Dificuldades logísticas e regulatórias
Fontes do setor apontam obstáculos típicos do mercado brasileiro, como a localização interiorana de parte das fábricas, infraestrutura de transporte limitada e legislação trabalhista rígida, incluindo controle de jornada e carga tributária elevada.
Fernando Pimentel, diretor-superintendente da Associação Brasileira da Indústria Têxtil e de Confecção (Abit), avaliou que “trabalhar no Brasil é diferente de trabalhar na China”, onde a Shein opera cerca de 7 mil fábricas com uma cadeia de suprimentos altamente integrada.
Em nota, a empresa admitiu que “a produção no Brasil exigiu tempo para amadurecer” e que as diferenças de infraestrutura tornaram o processo “mais lento e desafiador”. A Shein disse adotar agora uma abordagem “mais seletiva” com fornecedores considerados mais capacitados, mas não informou o número atual de parceiros.
Único fornecedor ativo
Apuração da Reuters identificou apenas a GB Manufacturing, no Espírito Santo, ainda produzindo para a varejista. O proprietário, Marco Britto, destacou que a Shein paga em 30 dias, ante até 90 dias de outros clientes, e considera o relacionamento “menos burocrático”.

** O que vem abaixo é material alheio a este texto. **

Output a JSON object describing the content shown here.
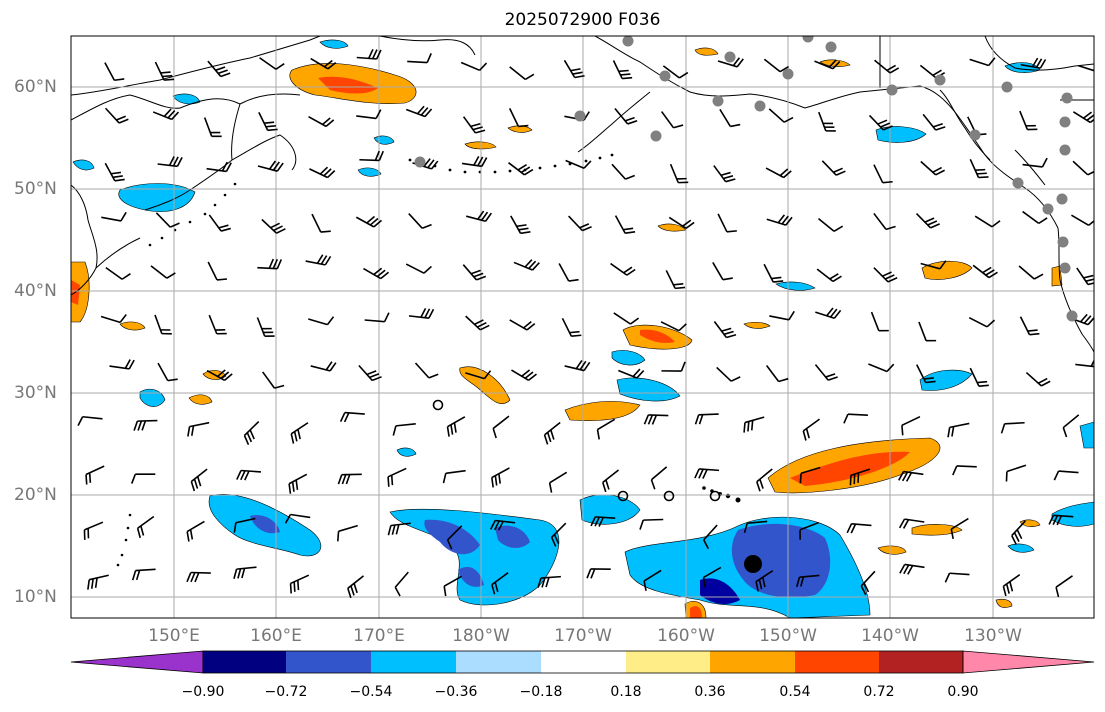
{
  "title": "2025072900 F036",
  "lat_labels": [
    "60°N",
    "50°N",
    "40°N",
    "30°N",
    "20°N",
    "10°N"
  ],
  "lon_labels": [
    "150°E",
    "160°E",
    "170°E",
    "180°W",
    "170°W",
    "160°W",
    "150°W",
    "140°W",
    "130°W"
  ],
  "colorbar": {
    "ticks": [
      "−0.90",
      "−0.72",
      "−0.54",
      "−0.36",
      "−0.18",
      "0.18",
      "0.36",
      "0.54",
      "0.72",
      "0.90"
    ],
    "colors": [
      "#9933cc",
      "#000080",
      "#3355cc",
      "#00bfff",
      "#aaddff",
      "#ffffff",
      "#ffee88",
      "#ffa500",
      "#ff4500",
      "#b22222",
      "#ff88aa"
    ]
  },
  "field_colors": {
    "orange": "#ffa500",
    "red": "#ff4500",
    "light_blue": "#00bfff",
    "blue": "#3355cc",
    "dark_blue": "#0000a0",
    "station_marker": "#808080"
  }
}
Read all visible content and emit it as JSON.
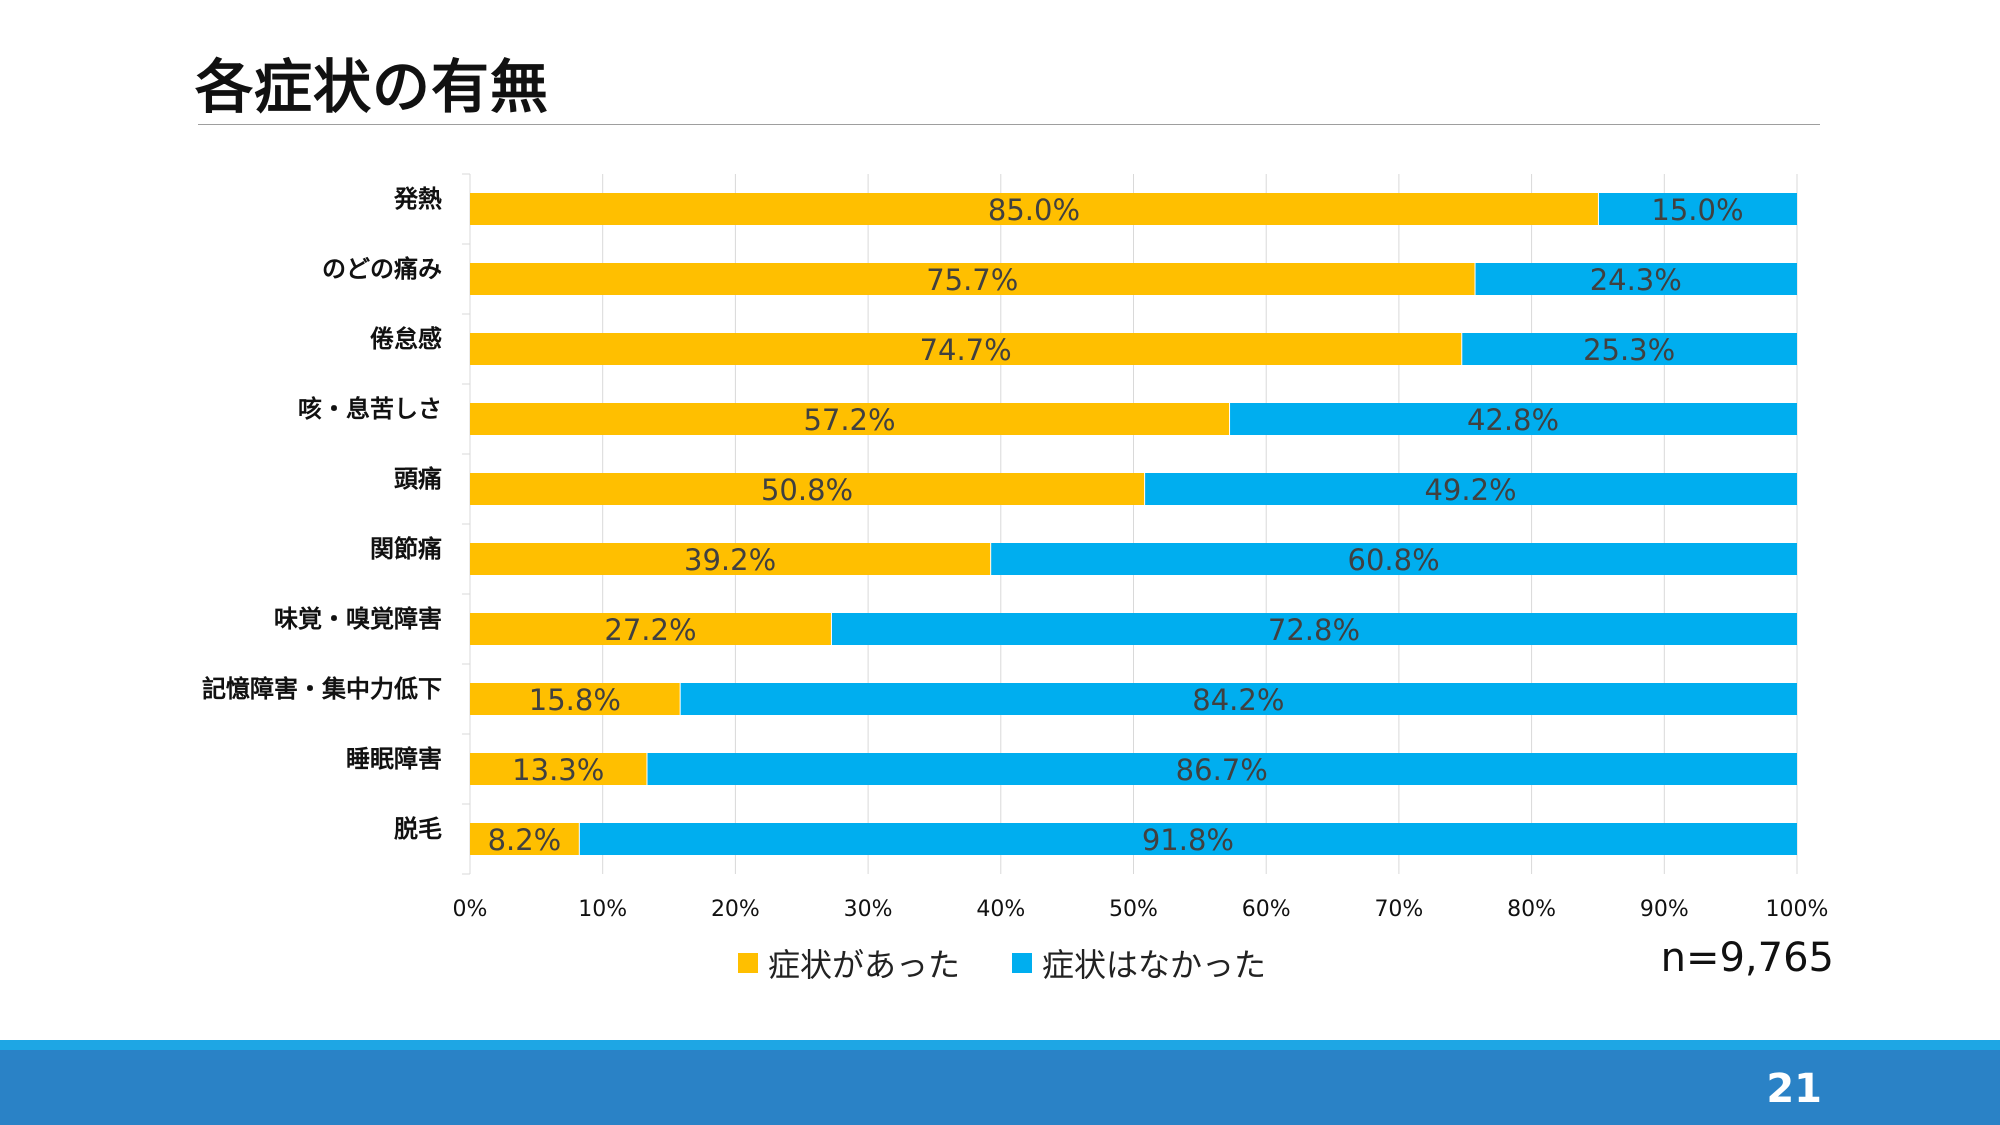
{
  "slide": {
    "title": "各症状の有無",
    "sample_size": "n=9,765",
    "page_number": "21"
  },
  "colors": {
    "yes": "#FFBF00",
    "no": "#00AEEF",
    "footer": "#2A82C6",
    "footer_accent": "#1EA6E4"
  },
  "chart_data": {
    "type": "bar",
    "orientation": "horizontal",
    "stacked": "100%",
    "categories": [
      "発熱",
      "のどの痛み",
      "倦怠感",
      "咳・息苦しさ",
      "頭痛",
      "関節痛",
      "味覚・嗅覚障害",
      "記憶障害・集中力低下",
      "睡眠障害",
      "脱毛"
    ],
    "series": [
      {
        "name": "症状があった",
        "values": [
          85.0,
          75.7,
          74.7,
          57.2,
          50.8,
          39.2,
          27.2,
          15.8,
          13.3,
          8.2
        ],
        "color": "#FFBF00"
      },
      {
        "name": "症状はなかった",
        "values": [
          15.0,
          24.3,
          25.3,
          42.8,
          49.2,
          60.8,
          72.8,
          84.2,
          86.7,
          91.8
        ],
        "color": "#00AEEF"
      }
    ],
    "data_labels": {
      "yes": [
        "85.0%",
        "75.7%",
        "74.7%",
        "57.2%",
        "50.8%",
        "39.2%",
        "27.2%",
        "15.8%",
        "13.3%",
        "8.2%"
      ],
      "no": [
        "15.0%",
        "24.3%",
        "25.3%",
        "42.8%",
        "49.2%",
        "60.8%",
        "72.8%",
        "84.2%",
        "86.7%",
        "91.8%"
      ]
    },
    "x_ticks": [
      "0%",
      "10%",
      "20%",
      "30%",
      "40%",
      "50%",
      "60%",
      "70%",
      "80%",
      "90%",
      "100%"
    ],
    "xlim": [
      0,
      100
    ],
    "grid": true,
    "legend_position": "bottom"
  }
}
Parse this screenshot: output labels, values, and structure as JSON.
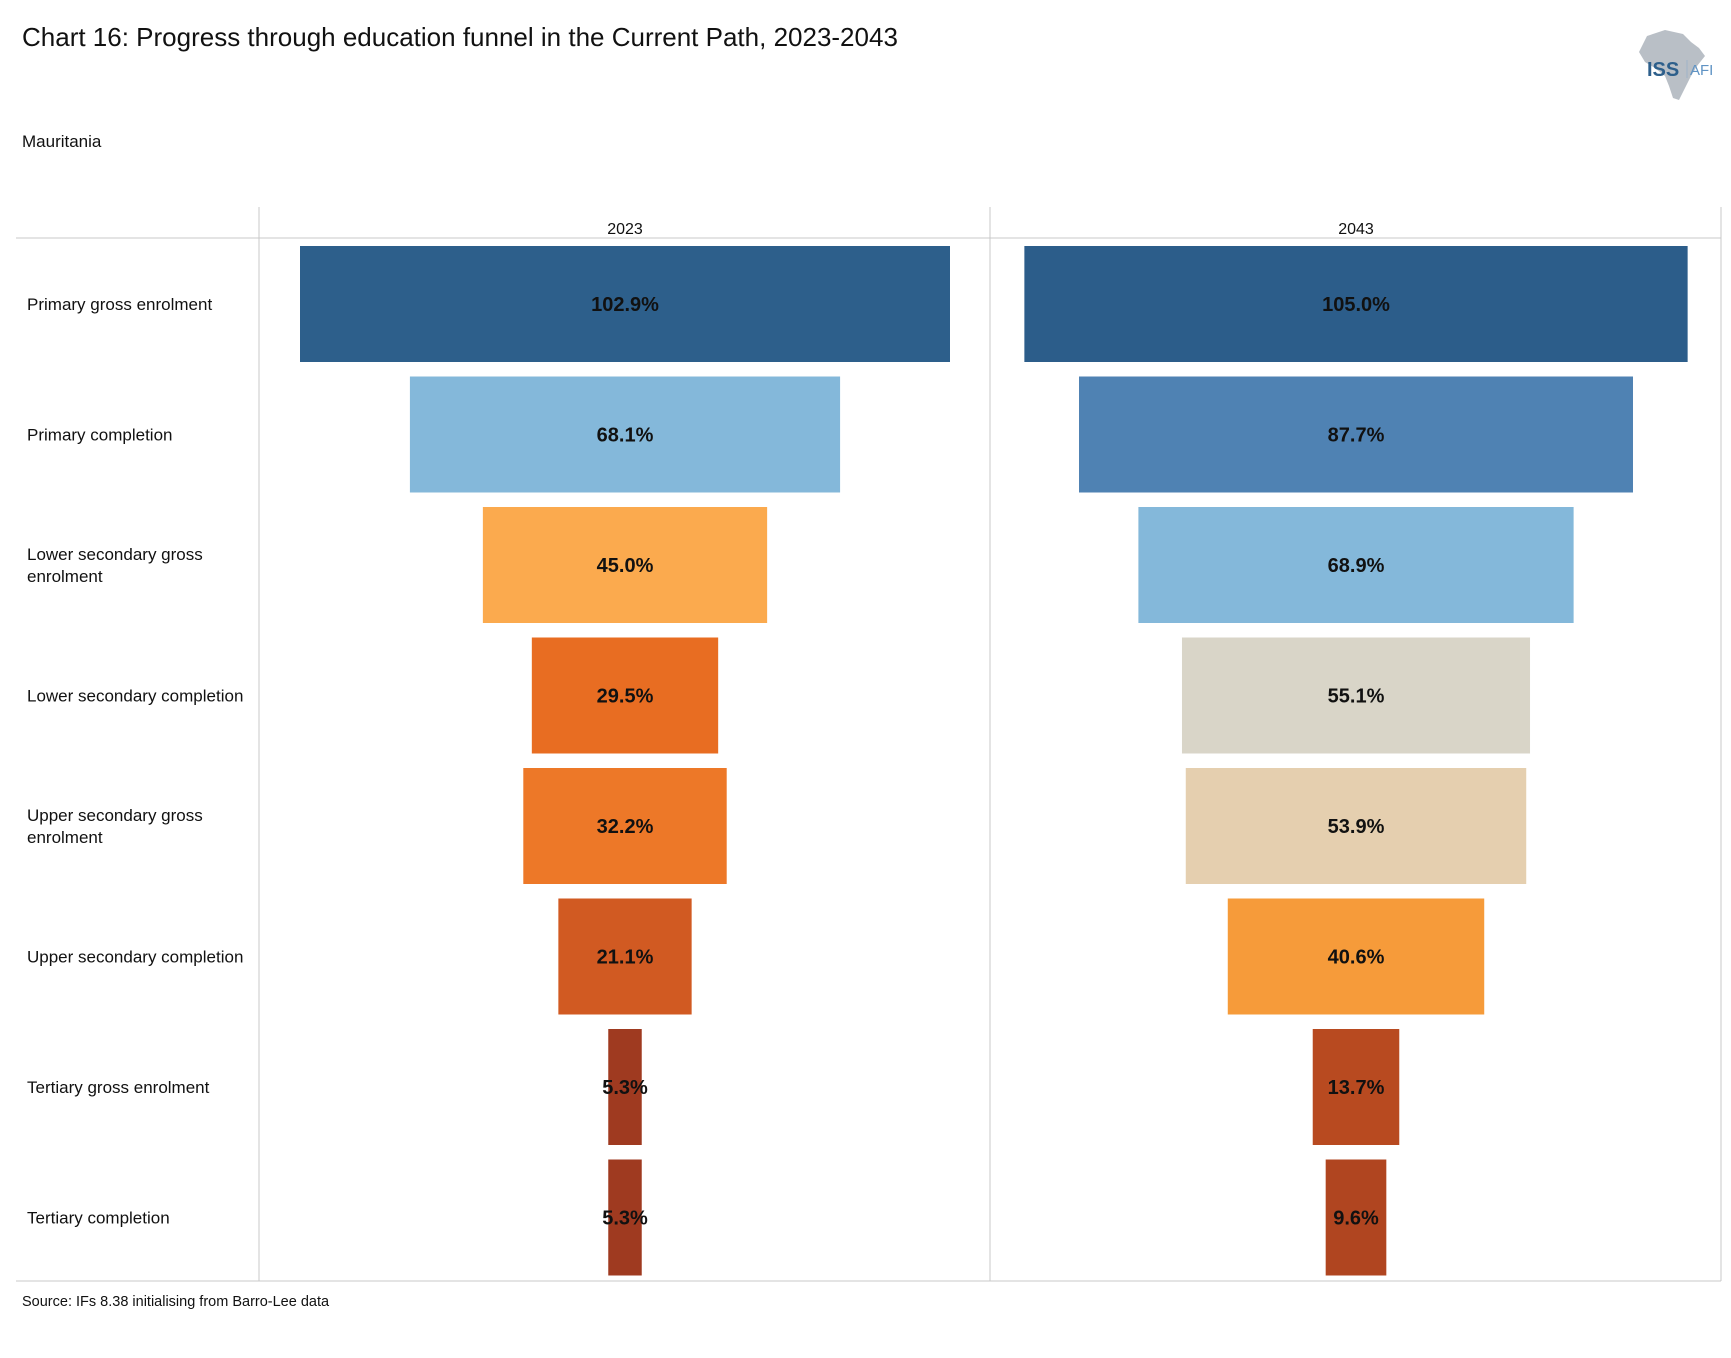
{
  "header": {
    "title": "Chart 16: Progress through education funnel in the Current Path, 2023-2043",
    "subtitle": "Mauritania",
    "source": "Source: IFs 8.38 initialising from Barro-Lee data",
    "logo_text_main": "ISS",
    "logo_text_sub": "AFI"
  },
  "chart_data": {
    "type": "bar",
    "orientation": "horizontal-funnel",
    "title": "Chart 16: Progress through education funnel in the Current Path, 2023-2043",
    "subtitle": "Mauritania",
    "categories": [
      "Primary gross enrolment",
      "Primary completion",
      "Lower secondary gross enrolment",
      "Lower secondary completion",
      "Upper secondary gross enrolment",
      "Upper secondary completion",
      "Tertiary gross enrolment",
      "Tertiary completion"
    ],
    "series": [
      {
        "name": "2023",
        "values": [
          102.9,
          68.1,
          45.0,
          29.5,
          32.2,
          21.1,
          5.3,
          5.3
        ],
        "labels": [
          "102.9%",
          "68.1%",
          "45.0%",
          "29.5%",
          "32.2%",
          "21.1%",
          "5.3%",
          "5.3%"
        ],
        "colors": [
          "#2d5f8b",
          "#84b8da",
          "#fbaa4e",
          "#e86d22",
          "#ed7828",
          "#d15a22",
          "#9f3a20",
          "#9f3a20"
        ]
      },
      {
        "name": "2043",
        "values": [
          105.0,
          87.7,
          68.9,
          55.1,
          53.9,
          40.6,
          13.7,
          9.6
        ],
        "labels": [
          "105.0%",
          "87.7%",
          "68.9%",
          "55.1%",
          "53.9%",
          "40.6%",
          "13.7%",
          "9.6%"
        ],
        "colors": [
          "#2c5d8a",
          "#4f82b3",
          "#84b8da",
          "#d9d5c8",
          "#e5cfaf",
          "#f69b3a",
          "#b84a20",
          "#b04520"
        ]
      }
    ],
    "value_unit": "%",
    "grid": false
  }
}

Imagem: Justin Chin via valor.globo.com
Taxa das Blusinhas
Em 2024, o governo brasileiro instituiu alíquota de 20% sobre compras on-line de até US$ 50 — antes isentas — para conter o avanço de importações de peças de baixo valor. A medida, apelidada de “Taxa das Blusinhas”, aumentou a urgência da Shein em produzir localmente, mas não foi suficiente para destravar as negociações.
Brasil segue mercado-chave
Apesar dos impasses, o país continua estratégico: estimativas da Coresight Research apontam que o Brasil respondeu por US$ 3,5 bilhões das vendas globais de US$ 48,6 bilhões da Shein em 2025, ficando atrás apenas dos Estados Unidos.
A companhia também afirma apoiar mais de 45 mil empreendedores brasileiros por meio de seu marketplace, modelo que, segundo o gerente-geral no Brasil, Felipe Feistler, demanda menos adaptação do que a produção industrial.
Enquanto ajusta o plano fabril, a varejista de origem chinesa se prepara para abrir capital em Hong Kong ainda este ano.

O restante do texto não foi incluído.